Karşısına yerleşti bike. Saltuk'un gözlerine baktığında yine o sıcaklığı hissediyordu bunu söyleyecek gücü yoktu sadece. "İyi misin bikem?"

Başını salladı bikesi. "Ne zaman döneriz?"

"Bitig yolladım, cevap geldiğinde sizi geri götürürüm. Etraf sakinleşmeden dağın tek varisini Dağ'a götüremem."

"Dağ'ın tek varisi diye yani?" diye güldü Çolpan. Şımarık bir bike rolündeydi. "Başka ne olsun isterdiniz bikem?"

"Dağban olduğunu unutan alpe ne oldu Saltuk?"

"Dağ'ın bikesi Altay bege toy için ona yürüdüğünde öldü." Saltuk ateşin başından kalkmış ve mağaradan dışarı çıkmıştı. Çolpan fazlaca üzerine geldiğini kabul edebilirdi, bu aptal alp onun gönlünde olmasaydı. Akşama doğru adam geri geldi ve avladığı geyiği pişirmeye başlamıştı. Çolpan adamın yanına oturdu. "Bitig geldi mi?" Adam başını iki yana salladı. "Yemek mi yaparsın?" Başını aşağı yukarı salladı. "Konuşacak mısın benimle?" Adam tekrar başını iki yana salladı. "Benimle konuşmanı isterim." Uzun süre sonra adam kadının gözlerine baktı. Cebinden bir toka çıkardı. Kadına uzattı. Kadın şaşkına dönmüştü, bu tokayı aldığını hiç düşünmemişti. Bir gün yine Saltuk köşe buçak gözleri ile onu takip ederken tokasını yere düşürmüştü Çolpan.
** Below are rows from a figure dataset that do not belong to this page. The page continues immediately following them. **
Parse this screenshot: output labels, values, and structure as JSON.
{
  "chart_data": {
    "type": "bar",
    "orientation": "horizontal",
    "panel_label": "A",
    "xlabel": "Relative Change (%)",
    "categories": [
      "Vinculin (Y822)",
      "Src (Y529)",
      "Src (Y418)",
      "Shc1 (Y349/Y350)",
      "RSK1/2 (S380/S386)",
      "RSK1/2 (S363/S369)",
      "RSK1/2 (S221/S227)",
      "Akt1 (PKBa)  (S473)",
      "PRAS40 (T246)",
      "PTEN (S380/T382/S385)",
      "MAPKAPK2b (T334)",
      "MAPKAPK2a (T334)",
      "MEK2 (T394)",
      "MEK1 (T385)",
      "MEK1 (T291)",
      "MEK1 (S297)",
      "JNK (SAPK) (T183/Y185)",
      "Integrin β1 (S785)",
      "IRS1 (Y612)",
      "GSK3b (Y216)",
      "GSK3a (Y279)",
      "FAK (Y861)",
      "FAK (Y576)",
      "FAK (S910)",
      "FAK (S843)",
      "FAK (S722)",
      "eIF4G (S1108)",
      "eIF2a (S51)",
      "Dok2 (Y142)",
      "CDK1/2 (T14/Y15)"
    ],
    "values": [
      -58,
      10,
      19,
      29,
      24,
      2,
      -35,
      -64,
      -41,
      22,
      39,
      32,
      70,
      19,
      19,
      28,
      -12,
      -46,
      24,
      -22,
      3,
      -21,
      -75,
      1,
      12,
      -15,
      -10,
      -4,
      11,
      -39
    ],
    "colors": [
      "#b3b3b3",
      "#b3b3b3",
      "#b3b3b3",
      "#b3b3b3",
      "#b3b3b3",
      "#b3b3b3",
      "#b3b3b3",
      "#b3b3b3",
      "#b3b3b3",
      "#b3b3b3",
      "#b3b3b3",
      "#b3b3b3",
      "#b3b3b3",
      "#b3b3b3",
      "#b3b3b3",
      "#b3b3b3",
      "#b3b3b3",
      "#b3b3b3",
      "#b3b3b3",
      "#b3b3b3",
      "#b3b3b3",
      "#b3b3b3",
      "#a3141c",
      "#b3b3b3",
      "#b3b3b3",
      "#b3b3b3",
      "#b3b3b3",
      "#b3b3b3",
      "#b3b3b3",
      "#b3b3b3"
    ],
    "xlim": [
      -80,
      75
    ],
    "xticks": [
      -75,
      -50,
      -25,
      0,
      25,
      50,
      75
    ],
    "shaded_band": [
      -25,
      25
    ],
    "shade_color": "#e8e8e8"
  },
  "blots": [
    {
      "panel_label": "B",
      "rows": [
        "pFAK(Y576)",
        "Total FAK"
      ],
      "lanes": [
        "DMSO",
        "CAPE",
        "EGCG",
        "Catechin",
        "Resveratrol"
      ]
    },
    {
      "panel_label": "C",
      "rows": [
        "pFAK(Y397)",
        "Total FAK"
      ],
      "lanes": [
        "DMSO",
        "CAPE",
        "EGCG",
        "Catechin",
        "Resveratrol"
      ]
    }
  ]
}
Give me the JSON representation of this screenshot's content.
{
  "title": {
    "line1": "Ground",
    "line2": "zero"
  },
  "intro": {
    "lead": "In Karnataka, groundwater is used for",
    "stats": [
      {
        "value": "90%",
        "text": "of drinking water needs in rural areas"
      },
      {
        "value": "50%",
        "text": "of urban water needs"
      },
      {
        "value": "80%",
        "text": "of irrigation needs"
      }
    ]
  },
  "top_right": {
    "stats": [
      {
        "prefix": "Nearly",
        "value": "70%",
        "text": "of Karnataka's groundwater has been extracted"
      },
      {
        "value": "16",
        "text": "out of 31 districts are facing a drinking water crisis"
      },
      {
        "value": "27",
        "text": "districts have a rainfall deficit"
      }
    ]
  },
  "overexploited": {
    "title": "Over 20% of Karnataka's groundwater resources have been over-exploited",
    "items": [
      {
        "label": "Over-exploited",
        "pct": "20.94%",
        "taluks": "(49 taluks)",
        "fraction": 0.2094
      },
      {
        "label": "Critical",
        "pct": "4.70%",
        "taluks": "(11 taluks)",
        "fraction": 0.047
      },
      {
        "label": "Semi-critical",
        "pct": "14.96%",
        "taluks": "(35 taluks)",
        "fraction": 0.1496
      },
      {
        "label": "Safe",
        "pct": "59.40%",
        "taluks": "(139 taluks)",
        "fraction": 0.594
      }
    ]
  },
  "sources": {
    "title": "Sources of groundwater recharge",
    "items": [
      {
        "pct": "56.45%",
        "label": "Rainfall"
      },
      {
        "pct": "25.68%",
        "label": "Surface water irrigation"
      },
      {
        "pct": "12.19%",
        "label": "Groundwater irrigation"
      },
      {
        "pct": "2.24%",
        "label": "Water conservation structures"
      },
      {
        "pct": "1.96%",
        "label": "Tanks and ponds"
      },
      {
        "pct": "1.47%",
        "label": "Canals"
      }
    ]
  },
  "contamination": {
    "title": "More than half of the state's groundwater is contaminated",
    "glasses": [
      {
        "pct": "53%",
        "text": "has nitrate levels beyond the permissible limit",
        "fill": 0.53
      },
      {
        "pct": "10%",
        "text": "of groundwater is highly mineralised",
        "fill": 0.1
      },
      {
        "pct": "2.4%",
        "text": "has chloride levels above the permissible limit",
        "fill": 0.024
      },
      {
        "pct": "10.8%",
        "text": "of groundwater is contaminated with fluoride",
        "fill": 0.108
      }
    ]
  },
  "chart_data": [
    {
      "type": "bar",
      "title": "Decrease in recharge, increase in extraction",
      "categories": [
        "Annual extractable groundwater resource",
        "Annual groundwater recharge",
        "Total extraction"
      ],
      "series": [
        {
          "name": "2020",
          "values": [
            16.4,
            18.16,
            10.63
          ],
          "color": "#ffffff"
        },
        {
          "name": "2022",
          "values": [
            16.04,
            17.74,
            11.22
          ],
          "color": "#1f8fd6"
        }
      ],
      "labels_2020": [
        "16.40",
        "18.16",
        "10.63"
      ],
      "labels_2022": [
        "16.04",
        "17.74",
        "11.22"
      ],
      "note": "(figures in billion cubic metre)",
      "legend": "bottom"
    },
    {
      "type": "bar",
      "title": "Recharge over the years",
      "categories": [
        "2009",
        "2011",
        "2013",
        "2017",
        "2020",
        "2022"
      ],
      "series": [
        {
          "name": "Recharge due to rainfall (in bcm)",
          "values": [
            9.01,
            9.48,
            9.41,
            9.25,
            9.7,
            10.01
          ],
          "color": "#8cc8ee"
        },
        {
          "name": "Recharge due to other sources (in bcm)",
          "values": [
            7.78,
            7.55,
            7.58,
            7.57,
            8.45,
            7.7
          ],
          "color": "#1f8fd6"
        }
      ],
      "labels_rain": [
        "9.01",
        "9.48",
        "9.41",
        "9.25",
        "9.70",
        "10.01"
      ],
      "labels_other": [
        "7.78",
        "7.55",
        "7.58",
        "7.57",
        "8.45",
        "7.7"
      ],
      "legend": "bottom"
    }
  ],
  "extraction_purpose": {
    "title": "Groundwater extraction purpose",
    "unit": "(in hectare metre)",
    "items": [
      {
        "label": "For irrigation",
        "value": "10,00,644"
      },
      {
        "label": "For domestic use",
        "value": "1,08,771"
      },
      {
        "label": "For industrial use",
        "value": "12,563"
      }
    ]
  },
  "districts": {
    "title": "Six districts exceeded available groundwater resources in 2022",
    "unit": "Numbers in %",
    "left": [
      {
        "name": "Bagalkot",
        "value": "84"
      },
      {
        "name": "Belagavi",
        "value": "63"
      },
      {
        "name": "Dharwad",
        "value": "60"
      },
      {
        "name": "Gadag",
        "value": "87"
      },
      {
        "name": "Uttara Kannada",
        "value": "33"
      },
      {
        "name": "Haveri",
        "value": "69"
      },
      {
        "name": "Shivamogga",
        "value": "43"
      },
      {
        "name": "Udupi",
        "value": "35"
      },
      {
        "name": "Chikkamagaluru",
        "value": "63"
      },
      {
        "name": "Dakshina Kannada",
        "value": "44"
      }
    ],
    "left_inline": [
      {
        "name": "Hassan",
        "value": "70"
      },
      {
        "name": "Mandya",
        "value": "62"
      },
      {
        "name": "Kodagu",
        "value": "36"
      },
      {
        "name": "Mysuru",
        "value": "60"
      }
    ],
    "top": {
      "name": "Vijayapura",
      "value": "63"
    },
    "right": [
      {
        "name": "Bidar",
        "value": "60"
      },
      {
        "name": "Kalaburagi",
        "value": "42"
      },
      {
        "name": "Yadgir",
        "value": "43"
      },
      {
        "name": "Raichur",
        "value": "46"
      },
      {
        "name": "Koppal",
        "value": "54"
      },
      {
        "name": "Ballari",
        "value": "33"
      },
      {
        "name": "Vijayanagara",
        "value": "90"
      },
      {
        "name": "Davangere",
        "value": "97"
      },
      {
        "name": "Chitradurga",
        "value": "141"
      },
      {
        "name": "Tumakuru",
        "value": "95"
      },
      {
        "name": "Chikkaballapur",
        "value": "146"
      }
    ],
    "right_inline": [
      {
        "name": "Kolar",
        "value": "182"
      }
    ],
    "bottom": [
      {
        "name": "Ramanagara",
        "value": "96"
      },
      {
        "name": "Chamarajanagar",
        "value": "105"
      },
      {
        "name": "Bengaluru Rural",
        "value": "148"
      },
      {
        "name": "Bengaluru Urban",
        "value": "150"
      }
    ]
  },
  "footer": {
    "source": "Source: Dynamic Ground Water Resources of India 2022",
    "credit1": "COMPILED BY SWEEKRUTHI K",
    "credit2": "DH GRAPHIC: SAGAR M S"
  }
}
Geri getirsin de konuşsun diye beklemişti ama adam getirmemişti. "Bulduğunu düşünmemiştim."

"Bulmamı mı beklerdin?" Çolpan bu sefer sözlere ihtiyacı olmadan başını salladı. Gülümsedi ikisi de birbirine. "Neden şimdi verirsin?"

"Kimsesiz bir dağban nasıl versin dağ bikesine tokasını? Hem ben o tokayla nöbetlerimi tutarım." Çolpan elinde tokayı tuttu ve kendi saçına taktı. "Artık yerini buldu toka." Cüretkar bakışları ile Saltuk'u kendinden geçiriyordu. "Bu alpin yeri neresidir bikem? Artık bilmez sizin gözlerinize bakarken."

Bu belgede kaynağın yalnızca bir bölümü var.